PARIS — Emerging markets and productivity were key topics covered Wednesday during Deutsche Bank’s 11th annual Global Consumer Conference here.

Unilever chief financial officer Jean-Marc Huet addressed investors’ concerns about the ongoing potential of such markets.

“Emerging markets’ income levels are only going to improve,” he said during a presentation, which was Webcast live. “By 2020, 1.3 billion more consumers will be active in our categories…. It’s a fundamental driver to our business.”

Different levels of per capita consumption in various categories give wide potential for growth, he added.
“Turkey would be 11-times bigger if [consumers] used as many deodorants as in Brazil,” he said by way of example, also citing the potential of countries such as Ethiopia, and continuing opportunities for distribution expansion in others, including India, Indonesia and China.

“These markets are very far from maturity,” said Huet. “With the present portfolio, there is so much more to be done.”

Unilever generated 57 percent of its total business across all categories in emerging markets in 2013. The company is planning to double the size of its business over the next few years, and emerging markets are a key part of that strategy.

In developed markets, meanwhile, Huet said Unilever is concerned with maintaining consistent growth in the low-single digits, rather than aiming for higher numbers.

“The cost and investment to grow in developed markets today, especially Europe, is high,” he said. “If we can grow in developed markets 1 to 2 percentage points consistently … I’m happy.”
Huet also addressed questions on future acquisition opportunities.

“Bolt-on acquisitions remain absolutely our focus,” he said. “At this point in time, we are very focused on complementary acquisitions to our current portfolio.”

Buys in personal care, such as Alberto-Culver and Tigi, have been important in helping Unilever reduce its dependence on the food category in recent years.

In developed markets, personal care now makes 33 percent of Unilever’s sales, compared with only 24 percent in 2009.
Unilever reported 2013 personal care sales down 0.2 percent to 18.06 billion euros, or $23.98 billion at average exchange, although on a like-for-like basis they grew 7.3 percent. Total company revenues fell 2.9 percent to 49.8 billion euros, or $66.23 billion, as reported.

In his presentation, Procter & Gamble chief financial officer Jon Moeller focused on the company’s ongoing work on productivity gains, confirming that it will realize $1.6 billion in productivity savings this fiscal year, which ends June 30, up from previous estimates of $1.4 billion.

P&G is in the process of consolidating its manufacturing operations in the U.S. to multicategory sites to be nearer to consumers and retailers.

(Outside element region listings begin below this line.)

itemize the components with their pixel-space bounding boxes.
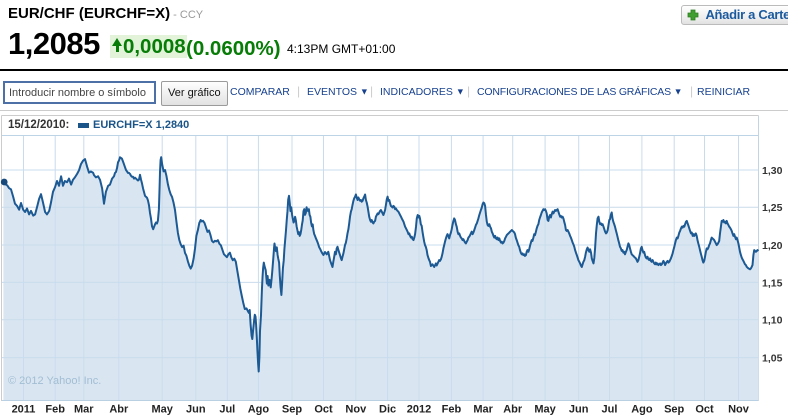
- svg-text:May: May: [151, 404, 173, 416]
- svg-text:1,10: 1,10: [762, 315, 783, 327]
- svg-text:Nov: Nov: [345, 404, 367, 416]
- svg-text:Abr: Abr: [109, 404, 129, 416]
- svg-text:2012: 2012: [407, 404, 431, 416]
- svg-text:Jul: Jul: [602, 404, 618, 416]
- svg-text:Feb: Feb: [45, 404, 65, 416]
- svg-text:Feb: Feb: [442, 404, 462, 416]
- svg-text:Nov: Nov: [728, 404, 750, 416]
- svg-text:1,05: 1,05: [762, 353, 783, 365]
- svg-text:Oct: Oct: [695, 404, 714, 416]
- svg-text:Jul: Jul: [219, 404, 235, 416]
- svg-text:1,15: 1,15: [762, 277, 783, 289]
- svg-text:Sep: Sep: [664, 404, 684, 416]
- svg-text:1,25: 1,25: [762, 202, 783, 214]
- svg-text:Mar: Mar: [473, 404, 493, 416]
- svg-text:Abr: Abr: [503, 404, 523, 416]
- svg-text:Sep: Sep: [282, 404, 302, 416]
- svg-text:May: May: [534, 404, 556, 416]
- svg-text:Jun: Jun: [569, 404, 589, 416]
- svg-text:© 2012 Yahoo! Inc.: © 2012 Yahoo! Inc.: [8, 375, 101, 387]
- svg-text:2011: 2011: [12, 404, 36, 416]
- svg-text:1,30: 1,30: [762, 165, 783, 177]
- svg-text:Jun: Jun: [186, 404, 206, 416]
- svg-text:Oct: Oct: [314, 404, 333, 416]
- svg-text:Ago: Ago: [248, 404, 270, 416]
- svg-text:Dic: Dic: [379, 404, 396, 416]
- svg-text:Ago: Ago: [631, 404, 653, 416]
- svg-text:1,20: 1,20: [762, 240, 783, 252]
- svg-text:Mar: Mar: [74, 404, 94, 416]
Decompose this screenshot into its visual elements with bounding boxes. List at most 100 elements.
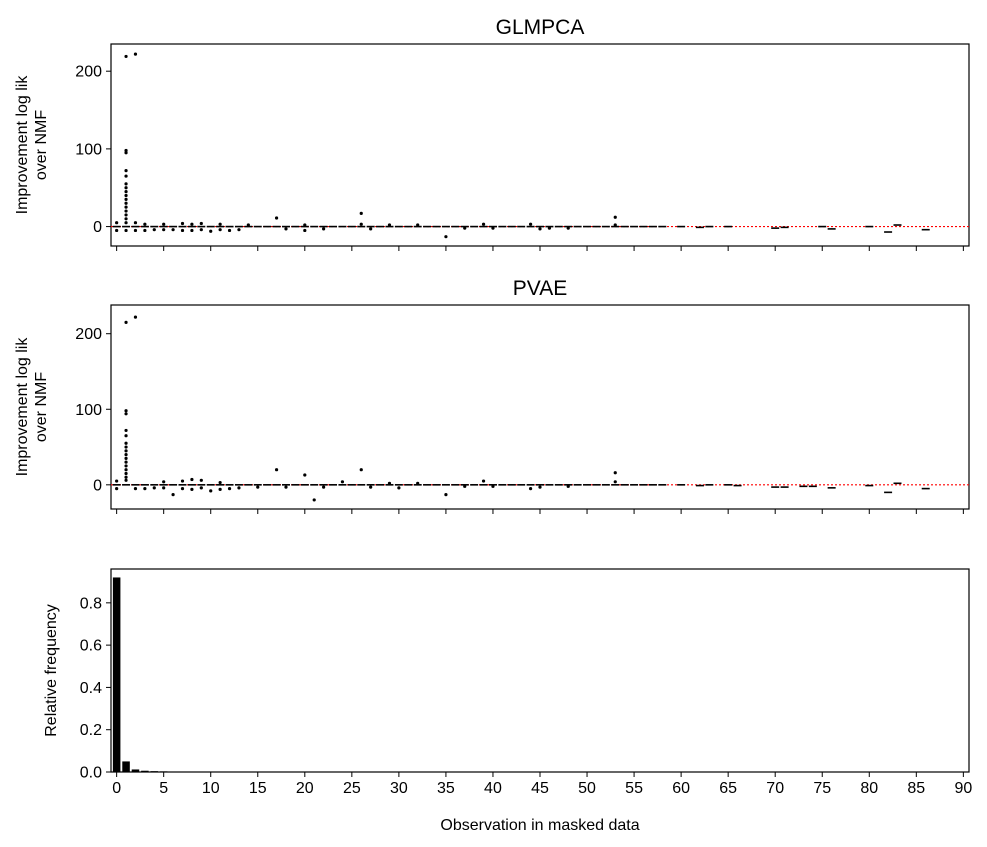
- panel-2-outlier-point: [162, 486, 166, 490]
- panel-2-outlier-point: [416, 481, 420, 485]
- panel-3-bar: [225, 771, 234, 773]
- panel-2-outlier-point: [124, 409, 128, 413]
- panel-2-outlier-point: [463, 484, 467, 488]
- panel-2-outlier-point: [340, 480, 345, 484]
- panel-3-xtick-label: 30: [390, 780, 408, 797]
- panel-2-outlier-point: [162, 480, 166, 484]
- panel-3-ytick-label: 0.2: [80, 722, 102, 739]
- panel-2-outlier-point: [124, 445, 128, 449]
- panel-1-outlier-point: [124, 201, 128, 205]
- panel-1-outlier-point: [162, 228, 166, 232]
- panel-1-outlier-point: [133, 221, 138, 225]
- panel-3-xtick-label: 65: [719, 780, 737, 797]
- panel-2-outlier-point: [444, 493, 448, 497]
- panel-1-ytick-label: 200: [75, 64, 102, 81]
- panel-1-outlier-point: [124, 228, 128, 233]
- panel-3-bar: [216, 771, 224, 773]
- panel-1-outlier-point: [124, 190, 128, 194]
- panel-2-outlier-point: [124, 434, 128, 438]
- panel-1-outlier-point: [133, 228, 138, 233]
- panel-1-outlier-point: [124, 205, 128, 209]
- panel-1-outlier-point: [124, 221, 128, 225]
- panel-2-outlier-point: [133, 487, 138, 491]
- panel-3-frame: [110, 568, 970, 773]
- panel-2-outlier-point: [312, 498, 316, 502]
- panel-1-outlier-point: [143, 222, 147, 226]
- panel-2-outlier-point: [190, 487, 194, 491]
- panel-1-outlier-point: [124, 217, 128, 221]
- panel-1-outlier-point: [491, 226, 495, 230]
- panel-1-outlier-point: [152, 228, 156, 232]
- panel-3-xtick-label: 60: [672, 780, 690, 797]
- panel-3-ytick-label: 0.8: [80, 595, 102, 612]
- panel-1-outlier-point: [322, 227, 326, 231]
- panel-1-outlier-point: [124, 213, 128, 217]
- panel-3-xtick-label: 25: [343, 780, 361, 797]
- panel-3-ytick-label: 0.6: [80, 638, 102, 655]
- panel-1-outlier-point: [613, 215, 617, 219]
- panel-3-xtick-label: 0: [112, 780, 121, 797]
- panel-1-outlier-point: [303, 223, 307, 227]
- panel-1-outlier-point: [218, 228, 222, 232]
- panel-2-outlier-point: [613, 480, 617, 484]
- panel-2-outlier-point: [397, 486, 401, 490]
- panel-1-outlier-point: [115, 221, 119, 225]
- panel-1-outlier-point: [162, 222, 166, 226]
- panel-2-outlier-point: [491, 484, 495, 488]
- panel-1-outlier-point: [199, 221, 203, 226]
- panel-1-frame: [110, 43, 970, 247]
- panel-1-outlier-point: [463, 226, 467, 230]
- panel-1-outlier-point: [180, 228, 185, 233]
- panel-3-bar: [122, 761, 130, 772]
- panel-2-outlier-point: [180, 479, 185, 483]
- panel-1-outlier-point: [124, 148, 128, 153]
- panel-1-outlier-point: [237, 228, 241, 232]
- panel-2-outlier-point: [322, 485, 326, 489]
- panel-1-outlier-point: [359, 222, 363, 226]
- panel-1-outlier-point: [613, 223, 617, 227]
- panel-2-ylabel-line2: over NMF: [33, 372, 50, 442]
- panel-1-outlier-point: [284, 227, 288, 231]
- panel-2-frame: [110, 304, 970, 510]
- panel-1-outlier-point: [124, 209, 128, 213]
- panel-2-ylabel-line1: Improvement log lik: [14, 337, 31, 477]
- panel-2-ytick-label: 0: [93, 477, 102, 494]
- panel-2-outlier-point: [566, 484, 570, 488]
- panel-3-bar: [169, 771, 177, 773]
- panel-1-outlier-point: [209, 229, 213, 233]
- panel-2-outlier-point: [274, 468, 279, 472]
- panel-3-xtick-label: 15: [249, 780, 267, 797]
- panel-2-title: PVAE: [513, 277, 567, 300]
- panel-1-outlier-point: [538, 227, 542, 231]
- panel-1-ytick-label: 100: [75, 141, 102, 158]
- panel-2-outlier-point: [227, 487, 232, 491]
- panel-2-outlier-point: [218, 487, 222, 491]
- panel-2-outlier-point: [237, 486, 241, 490]
- panel-1-outlier-point: [444, 235, 448, 239]
- panel-2-outlier-point: [256, 485, 260, 489]
- panel-2-outlier-point: [538, 485, 542, 489]
- panel-2-outlier-point: [124, 449, 128, 453]
- panel-3-bar: [112, 577, 121, 772]
- panel-1-outlier-point: [359, 211, 363, 215]
- panel-1-outlier-point: [190, 228, 194, 233]
- panel-2-outlier-point: [481, 479, 486, 483]
- panel-2-outlier-point: [124, 428, 128, 433]
- panel-2-outlier-point: [124, 453, 128, 457]
- panel-1-ytick-label: 0: [93, 219, 102, 236]
- panel-3-bar: [131, 769, 140, 772]
- panel-3-xtick-label: 45: [531, 780, 549, 797]
- panel-2-outlier-point: [171, 493, 175, 497]
- panel-1-outlier-point: [124, 54, 128, 59]
- panel-1-outlier-point: [124, 174, 128, 178]
- panel-3-xtick-label: 70: [766, 780, 784, 797]
- panel-3-bar: [159, 771, 168, 772]
- panel-2-outlier-point: [284, 485, 288, 489]
- panel-1-outlier-point: [143, 228, 147, 233]
- panel-3-xtick-label: 5: [159, 780, 168, 797]
- panel-2-outlier-point: [124, 468, 128, 472]
- panel-1-outlier-point: [481, 222, 486, 226]
- panel-2-outlier-point: [199, 486, 203, 490]
- panel-1-outlier-point: [124, 169, 128, 173]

“We’re considering a similar strategy in Europe,” said Moeller. “It will leverage the scope of our productivity and distribution structure in a way we never have before.”

He explained that over the decades, P&G has integrated factories in various locations through multiple acquisitions, but that those factories are not necessarily close to population centers.

As for emerging markets, the firm is working “aggressively” to localize production in key growth areas, Moeller said, adding that will help it notably to counter the inflation and currency effects that have hampered business in certain markets in recent years.

“We are building 20 factories in emerging markets,” he said.

The company is entering new businesses while continuing to divest non-core activities. P&G has exited the pet nutrition and bleach categories in recent months, for example.

“[We will announce] a new category entrance in the next four months,” Moeller revealed, without going into more detail.